A Liga Nacional de Futebol conduziu uma campanha de duas décadas para negar um conjunto crescente de pesquisas científicas que mostravam uma ligação entre jogar futebol e danos cerebrais, de acordo com um novo livro de coautoria de dois repórteres investigativos da ESPN.
O livro, "League of Denial: The NFL, Concussions and the Battle for Truth", relata que a NFL usou seu poder e recursos para desacreditar cientistas independentes e seu trabalho; que a liga citou dados de pesquisa que minimizaram os perigos de concussões, ao mesmo tempo em que enfatizava as falhas de pesquisa da própria liga; e que os executivos da liga empregaram uma estratégia agressiva de relações públicas destinada a manter o público inconsciente do que os executivos da liga realmente sabiam sobre os efeitos do jogo. ESPN The Magazine [1] e Sports Illustrated [2] publicou trechos de livros na manhã de quarta-feira.

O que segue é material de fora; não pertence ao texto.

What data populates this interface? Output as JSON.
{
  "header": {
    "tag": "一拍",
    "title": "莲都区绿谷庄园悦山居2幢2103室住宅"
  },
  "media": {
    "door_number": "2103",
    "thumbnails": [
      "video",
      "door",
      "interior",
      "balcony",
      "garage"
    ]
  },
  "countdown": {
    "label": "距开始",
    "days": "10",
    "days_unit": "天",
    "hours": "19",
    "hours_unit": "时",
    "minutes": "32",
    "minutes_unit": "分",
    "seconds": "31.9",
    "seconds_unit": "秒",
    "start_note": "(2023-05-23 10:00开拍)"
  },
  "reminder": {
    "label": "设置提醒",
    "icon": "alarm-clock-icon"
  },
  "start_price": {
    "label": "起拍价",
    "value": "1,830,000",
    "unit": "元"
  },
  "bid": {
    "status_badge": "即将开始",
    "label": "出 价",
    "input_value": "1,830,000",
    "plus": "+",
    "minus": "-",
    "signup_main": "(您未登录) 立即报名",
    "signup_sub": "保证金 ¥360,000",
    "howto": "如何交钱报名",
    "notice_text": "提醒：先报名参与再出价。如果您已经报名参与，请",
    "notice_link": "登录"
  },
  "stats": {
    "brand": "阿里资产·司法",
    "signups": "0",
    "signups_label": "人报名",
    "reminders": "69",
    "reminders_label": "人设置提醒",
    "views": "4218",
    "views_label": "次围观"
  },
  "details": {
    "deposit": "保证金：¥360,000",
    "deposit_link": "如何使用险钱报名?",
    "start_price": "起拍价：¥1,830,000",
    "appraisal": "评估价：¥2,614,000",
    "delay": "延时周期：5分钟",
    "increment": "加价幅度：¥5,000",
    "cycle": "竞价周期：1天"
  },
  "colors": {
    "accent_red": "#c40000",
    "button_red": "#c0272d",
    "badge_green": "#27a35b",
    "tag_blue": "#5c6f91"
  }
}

O encobrimento da NFL sobre os efeitos neurológicos debilitantes do futebol sofridos pelos jogadores começou com o ex-comissário Paul Tagliabue, que deixou o cargo em 2006, mas continuou sob seu sucessor, o atual comissário Roger Goodell, de acordo com o livro escrito pelos repórteres investigativos da ESPN Mark Fainaru -Wada e Steve Fainaru.
O livro, que será lançado terça-feira pela Crown Archetype, compara as duas décadas de ações da NFL em saúde e segurança com as da Big Tobacco - o grupo de empresas fabricantes de cigarros cujos executivos durante anos encobriram o fato de que seus produtos continham substâncias perigosas, produtos químicos viciantes, potencialmente mortais e causadores de câncer.
“Há muitas diferenças”, escrevem os irmãos Fainaru em “League of Denial”, “mas uma é que a crise de saúde do futebol não contou com milhões de vítimas anónimas, mas com figuras muito públicas cujas mortes grotescas pareciam quase impossíveis de conciliar com as suas personas”.
Os executivos da NFL se recusaram a cooperar com os autores do livro. Na manhã de quarta-feira, o porta-voz da liga, Greg Aiello, não quis comentar.
Entre as principais descobertas de “League of Denial”, que o Fainarus passou mais de um ano pesquisando e escrevendo:
• Dois membros originais de um comitê de concussão estabelecido por Tagliabue rejeitaram as principais conclusões do comitê, incluindo a afirmação da NFL de que as concussões eram lesões leves que nunca levaram a lesões cerebrais de longo prazo.
• Já em 1999, o conselho de aposentadoria da NFL pagou mais de US$ 2 milhões em pagamentos por invalidez a ex-jogadores depois de concluir que o futebol lhes causou danos cerebrais. Mas demoraria quase uma década até que os executivos da liga reconhecessem publicamente uma ligação.
• A partir de 2000, alguns dos principais neurocientistas do país alertaram a NFL que o futebol levava a taxas mais elevadas de depressão, perda de memória, demência e danos cerebrais.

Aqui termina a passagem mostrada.